Gerry entered national politics as a Democrat from Rhode Island. He was elected to the United States House of Representatives from Rhode Island’s 2nd Congressional District and served from 1913 to 1915. An unsuccessful candidate for re-election in 1914, he nonetheless quickly advanced to higher office. In 1916 he was elected to the United States Senate and served his first Senate tenure from March 4, 1917, to March 3, 1929. He was the first United States Senator from Rhode Island to be elected by popular vote rather than by the state legislature, following the ratification of the Seventeenth Amendment, and he was also the first Democratic U.S. Senator from Rhode Island since 1859. His service in Congress thus occurred during a significant period in American history, encompassing World War I, the postwar settlement, and the early years of the Great Depression, during which he participated in the democratic process and contributed to the legislative work of the Senate.

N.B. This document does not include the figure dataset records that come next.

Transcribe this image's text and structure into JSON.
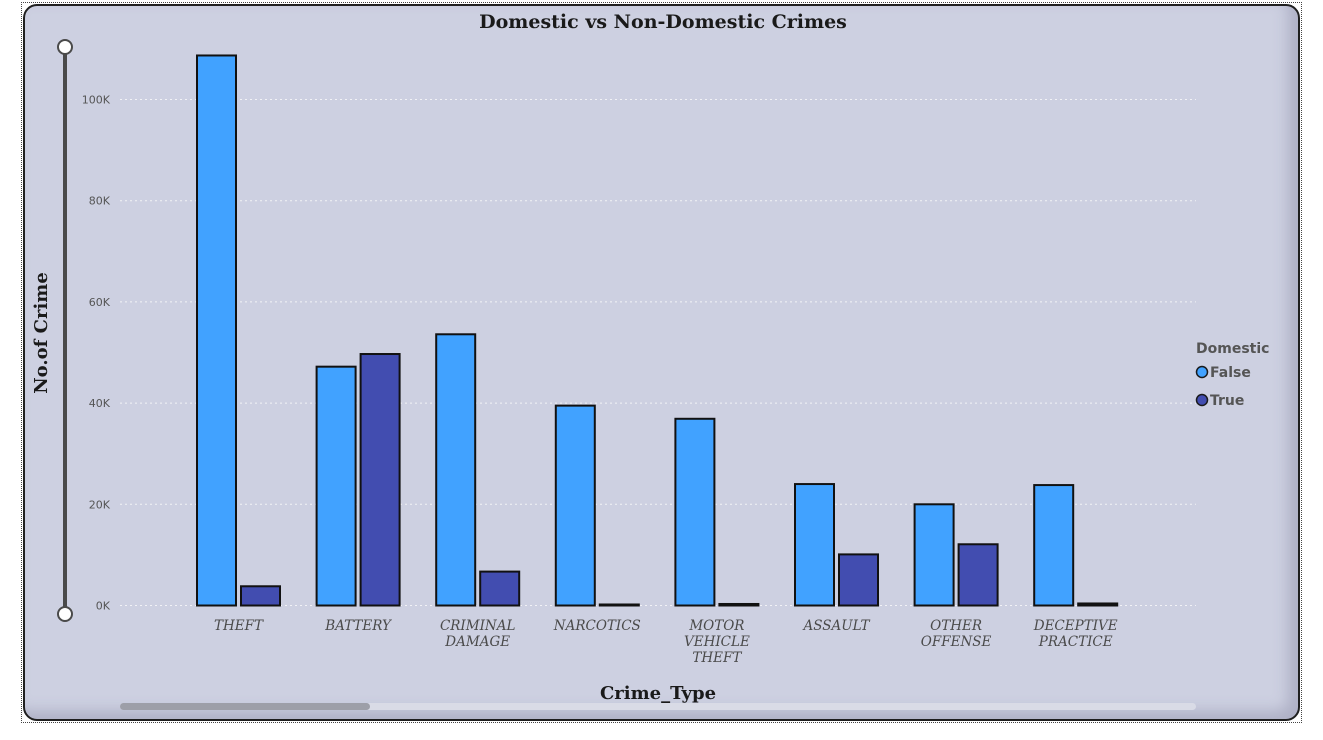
{
  "chart_data": {
    "type": "bar",
    "title": "Domestic vs Non-Domestic Crimes",
    "xlabel": "Crime_Type",
    "ylabel": "No.of Crime",
    "categories": [
      [
        "THEFT"
      ],
      [
        "BATTERY"
      ],
      [
        "CRIMINAL",
        "DAMAGE"
      ],
      [
        "NARCOTICS"
      ],
      [
        "MOTOR",
        "VEHICLE",
        "THEFT"
      ],
      [
        "ASSAULT"
      ],
      [
        "OTHER",
        "OFFENSE"
      ],
      [
        "DECEPTIVE",
        "PRACTICE"
      ]
    ],
    "series": [
      {
        "name": "False",
        "color": "#41a2ff",
        "values": [
          108700,
          47200,
          53600,
          39500,
          36900,
          24000,
          20000,
          23800
        ]
      },
      {
        "name": "True",
        "color": "#424db0",
        "values": [
          3800,
          49700,
          6700,
          200,
          300,
          10100,
          12100,
          400
        ]
      }
    ],
    "ylim": [
      0,
      110000
    ],
    "yticks": [
      0,
      20000,
      40000,
      60000,
      80000,
      100000
    ],
    "ytick_labels": [
      "0K",
      "20K",
      "40K",
      "60K",
      "80K",
      "100K"
    ],
    "grid": true,
    "legend": {
      "title": "Domestic",
      "placement": "right"
    }
  }
}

Within the Senate, Gerry rose to a position of party leadership and developed a reputation as a committed internationalist. From 1919 to 1929 he served as the Democratic Whip, making him the second-ranking Democrat in the chamber. He has been described by historians as a “Wilsonian Moralist,” reflecting his support for President Woodrow Wilson’s foreign policy and the crusade for the League of Nations. Despite the often sharp partisan divide between Democrats and Republicans during his first stint in the Senate, Gerry maintained cordial working relationships across the aisle, including with the Republican Majority Whip, Senator Charles Curtis of Kansas, who later became Senate Majority Leader and Vice President of the United States. In 1928 Gerry was defeated for re-election by Republican Felix Hebert, temporarily ending his Senate career.

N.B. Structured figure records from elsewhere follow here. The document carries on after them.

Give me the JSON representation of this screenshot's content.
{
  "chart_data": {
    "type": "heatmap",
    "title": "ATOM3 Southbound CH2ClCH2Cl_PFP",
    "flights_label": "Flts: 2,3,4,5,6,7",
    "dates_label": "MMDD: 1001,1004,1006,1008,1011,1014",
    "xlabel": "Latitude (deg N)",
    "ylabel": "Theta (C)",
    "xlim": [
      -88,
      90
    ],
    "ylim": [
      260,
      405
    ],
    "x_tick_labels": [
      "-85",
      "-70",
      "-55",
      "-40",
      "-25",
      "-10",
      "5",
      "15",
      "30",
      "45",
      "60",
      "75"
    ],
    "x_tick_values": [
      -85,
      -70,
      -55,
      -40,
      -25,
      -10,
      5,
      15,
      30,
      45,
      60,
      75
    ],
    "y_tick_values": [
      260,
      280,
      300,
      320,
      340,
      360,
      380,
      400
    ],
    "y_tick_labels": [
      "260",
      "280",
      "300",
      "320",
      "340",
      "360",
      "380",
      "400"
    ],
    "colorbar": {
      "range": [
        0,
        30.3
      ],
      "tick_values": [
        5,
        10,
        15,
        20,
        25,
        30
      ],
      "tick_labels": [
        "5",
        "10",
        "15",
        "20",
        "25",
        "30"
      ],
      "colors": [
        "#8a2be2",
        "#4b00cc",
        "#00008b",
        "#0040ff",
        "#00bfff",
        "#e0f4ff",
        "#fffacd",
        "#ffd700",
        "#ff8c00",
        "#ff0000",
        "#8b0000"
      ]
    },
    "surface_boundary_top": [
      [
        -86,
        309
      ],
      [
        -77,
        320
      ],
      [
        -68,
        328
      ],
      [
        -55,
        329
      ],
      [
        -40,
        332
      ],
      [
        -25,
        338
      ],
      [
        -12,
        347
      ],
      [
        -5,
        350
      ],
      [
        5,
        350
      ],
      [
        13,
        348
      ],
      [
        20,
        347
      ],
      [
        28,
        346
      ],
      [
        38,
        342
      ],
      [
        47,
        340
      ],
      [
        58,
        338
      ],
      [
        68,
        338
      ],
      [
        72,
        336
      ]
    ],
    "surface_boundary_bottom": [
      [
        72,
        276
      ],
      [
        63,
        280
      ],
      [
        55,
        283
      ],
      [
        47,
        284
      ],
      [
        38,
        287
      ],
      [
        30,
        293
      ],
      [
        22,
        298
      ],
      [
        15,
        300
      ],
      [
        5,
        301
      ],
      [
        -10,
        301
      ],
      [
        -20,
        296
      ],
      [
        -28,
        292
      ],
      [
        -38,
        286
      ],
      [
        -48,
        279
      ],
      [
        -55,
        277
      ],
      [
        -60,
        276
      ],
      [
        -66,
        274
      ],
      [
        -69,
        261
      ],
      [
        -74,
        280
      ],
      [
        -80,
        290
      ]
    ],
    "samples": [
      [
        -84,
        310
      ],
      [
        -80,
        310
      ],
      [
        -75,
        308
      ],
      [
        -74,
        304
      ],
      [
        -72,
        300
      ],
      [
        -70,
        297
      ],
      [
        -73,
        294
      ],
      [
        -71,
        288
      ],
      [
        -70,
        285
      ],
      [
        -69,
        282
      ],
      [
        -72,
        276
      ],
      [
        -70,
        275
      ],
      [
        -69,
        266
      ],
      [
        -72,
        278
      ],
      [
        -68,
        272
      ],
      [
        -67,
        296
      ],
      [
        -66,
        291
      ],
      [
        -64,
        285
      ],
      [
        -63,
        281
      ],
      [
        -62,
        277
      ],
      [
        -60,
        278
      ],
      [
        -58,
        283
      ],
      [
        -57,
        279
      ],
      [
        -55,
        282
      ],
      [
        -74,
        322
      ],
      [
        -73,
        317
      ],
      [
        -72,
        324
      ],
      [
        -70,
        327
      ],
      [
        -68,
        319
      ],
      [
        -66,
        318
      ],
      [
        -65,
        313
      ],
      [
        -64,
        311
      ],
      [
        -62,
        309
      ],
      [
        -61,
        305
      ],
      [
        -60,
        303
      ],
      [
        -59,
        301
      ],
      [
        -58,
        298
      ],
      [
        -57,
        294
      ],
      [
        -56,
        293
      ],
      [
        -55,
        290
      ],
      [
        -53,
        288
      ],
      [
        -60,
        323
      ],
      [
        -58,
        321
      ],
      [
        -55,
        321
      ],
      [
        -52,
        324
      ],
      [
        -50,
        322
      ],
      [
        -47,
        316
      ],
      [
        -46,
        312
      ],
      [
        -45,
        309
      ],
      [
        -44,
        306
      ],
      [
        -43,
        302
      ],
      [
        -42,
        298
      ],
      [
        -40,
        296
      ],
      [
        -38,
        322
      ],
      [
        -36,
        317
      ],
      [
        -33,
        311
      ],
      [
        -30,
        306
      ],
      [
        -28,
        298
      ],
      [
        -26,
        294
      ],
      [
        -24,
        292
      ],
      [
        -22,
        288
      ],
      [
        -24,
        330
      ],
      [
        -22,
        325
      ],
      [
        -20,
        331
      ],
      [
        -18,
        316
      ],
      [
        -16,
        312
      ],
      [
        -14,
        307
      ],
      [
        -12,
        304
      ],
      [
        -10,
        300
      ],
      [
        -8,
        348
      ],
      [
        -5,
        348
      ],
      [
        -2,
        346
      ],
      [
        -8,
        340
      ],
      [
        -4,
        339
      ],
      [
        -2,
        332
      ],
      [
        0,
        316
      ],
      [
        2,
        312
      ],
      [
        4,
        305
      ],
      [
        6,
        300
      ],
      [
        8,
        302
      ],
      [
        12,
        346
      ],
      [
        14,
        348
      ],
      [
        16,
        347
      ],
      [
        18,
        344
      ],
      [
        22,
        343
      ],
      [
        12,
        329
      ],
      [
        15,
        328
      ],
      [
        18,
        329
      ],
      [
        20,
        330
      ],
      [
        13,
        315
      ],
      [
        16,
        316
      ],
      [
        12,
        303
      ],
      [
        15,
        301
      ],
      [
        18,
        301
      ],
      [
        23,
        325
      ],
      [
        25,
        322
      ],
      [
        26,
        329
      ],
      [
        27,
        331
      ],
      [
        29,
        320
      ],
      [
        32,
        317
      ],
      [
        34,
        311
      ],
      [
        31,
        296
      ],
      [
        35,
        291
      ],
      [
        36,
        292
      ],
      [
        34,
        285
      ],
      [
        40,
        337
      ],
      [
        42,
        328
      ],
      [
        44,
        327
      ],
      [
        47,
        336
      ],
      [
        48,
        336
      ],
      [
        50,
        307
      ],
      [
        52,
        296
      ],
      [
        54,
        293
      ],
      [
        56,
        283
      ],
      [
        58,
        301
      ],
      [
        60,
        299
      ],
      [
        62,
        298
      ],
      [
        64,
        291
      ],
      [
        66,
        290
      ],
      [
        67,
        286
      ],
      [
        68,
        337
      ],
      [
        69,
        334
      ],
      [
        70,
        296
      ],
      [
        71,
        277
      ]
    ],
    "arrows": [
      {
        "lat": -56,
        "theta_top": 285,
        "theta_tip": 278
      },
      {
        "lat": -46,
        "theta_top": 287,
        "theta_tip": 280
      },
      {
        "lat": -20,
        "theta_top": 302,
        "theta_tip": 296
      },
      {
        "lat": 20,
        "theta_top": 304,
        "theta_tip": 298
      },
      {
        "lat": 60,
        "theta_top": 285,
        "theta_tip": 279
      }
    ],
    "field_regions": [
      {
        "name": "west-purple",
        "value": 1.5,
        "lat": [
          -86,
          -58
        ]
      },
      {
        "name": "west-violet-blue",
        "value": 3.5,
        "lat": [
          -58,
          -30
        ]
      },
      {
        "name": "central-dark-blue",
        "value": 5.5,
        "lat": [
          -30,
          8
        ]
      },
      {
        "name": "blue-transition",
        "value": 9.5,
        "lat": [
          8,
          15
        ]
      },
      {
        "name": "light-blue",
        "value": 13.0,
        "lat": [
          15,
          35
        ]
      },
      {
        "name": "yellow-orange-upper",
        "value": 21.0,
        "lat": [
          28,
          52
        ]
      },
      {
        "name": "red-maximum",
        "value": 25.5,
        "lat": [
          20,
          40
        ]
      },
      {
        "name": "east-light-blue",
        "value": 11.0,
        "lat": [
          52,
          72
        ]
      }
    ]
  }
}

Gerry’s defeat in 1928 did not mark the end of his political life. In 1934 he ran again for the Senate in a rematch against Felix Hebert and was victorious, thereby becoming the only U.S. Senator in American history to lose a Senate seat and later regain it from the same opponent. He returned to the Senate in January 1935 and was re-elected in 1940, serving through the New Deal era and World War II. He did not seek re-election in 1946, concluding his long Senate service, which, taken together with his earlier House term, made him a central Rhode Island Democratic figure in national politics from the Wilson administration through the early Cold War period.

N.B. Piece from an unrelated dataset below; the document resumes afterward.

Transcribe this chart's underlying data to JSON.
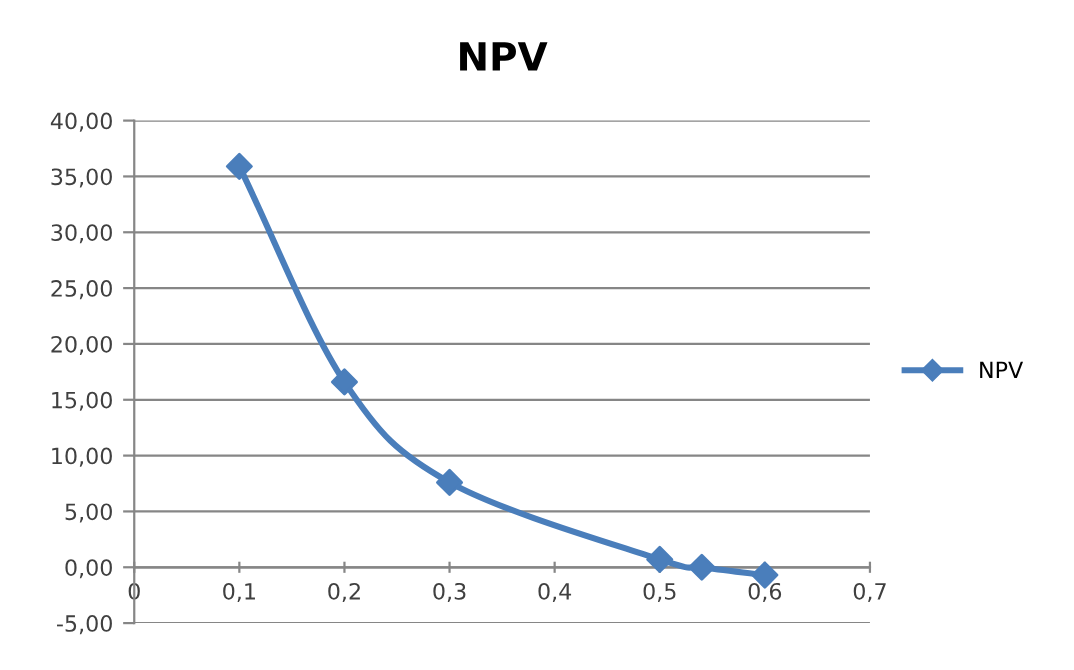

Gerry’s personal life intersected with some of the most prominent families in American society. In 1910 he married Mathilde Scott Townsend (1885–1949), daughter of Richard H. Townsend, president of the Erie and Pittsburgh Railroad, and granddaughter of William Lawrence Scott, a Pennsylvania railroad and coal magnate and former member of the U.S. House of Representatives from Pennsylvania. The couple had no children and divorced in 1925. Later that same year, Mathilde married diplomat Sumner Welles, who had divorced his wife, Esther Slater, in 1923; at the time, rumors circulated in Washington that an affair between Welles and Mathilde had contributed to the dissolution of both marriages. On October 22, 1925, Gerry married Edith Stuyvesant Dresser (1873–1958), the widow of George Washington Vanderbilt II. Edith, a daughter of Maj. George Warren Dresser, was the mother of Cornelia Stuyvesant Vanderbilt, who married John Francis Amherst Cecil, son of Lord William Cecil and Mary Rothes Margaret Tyssen-Amherst, 2nd Baroness Amherst of Hackney. Through this marriage, Gerry became connected to the Vanderbilt family and their extensive social and philanthropic networks.

Peter Goelet Gerry died on October 31, 1957, in Providence, Rhode Island. His elder brother, Robert Livingston Gerry, died several hours later in Delhi, New York, marking the near-simultaneous passing of two members of a prominent American family. Gerry was buried at St. James Cemetery in Hyde Park, New York. His widow, Edith Stuyvesant Dresser Gerry, survived him by a little more than a year and died on December 21, 1958.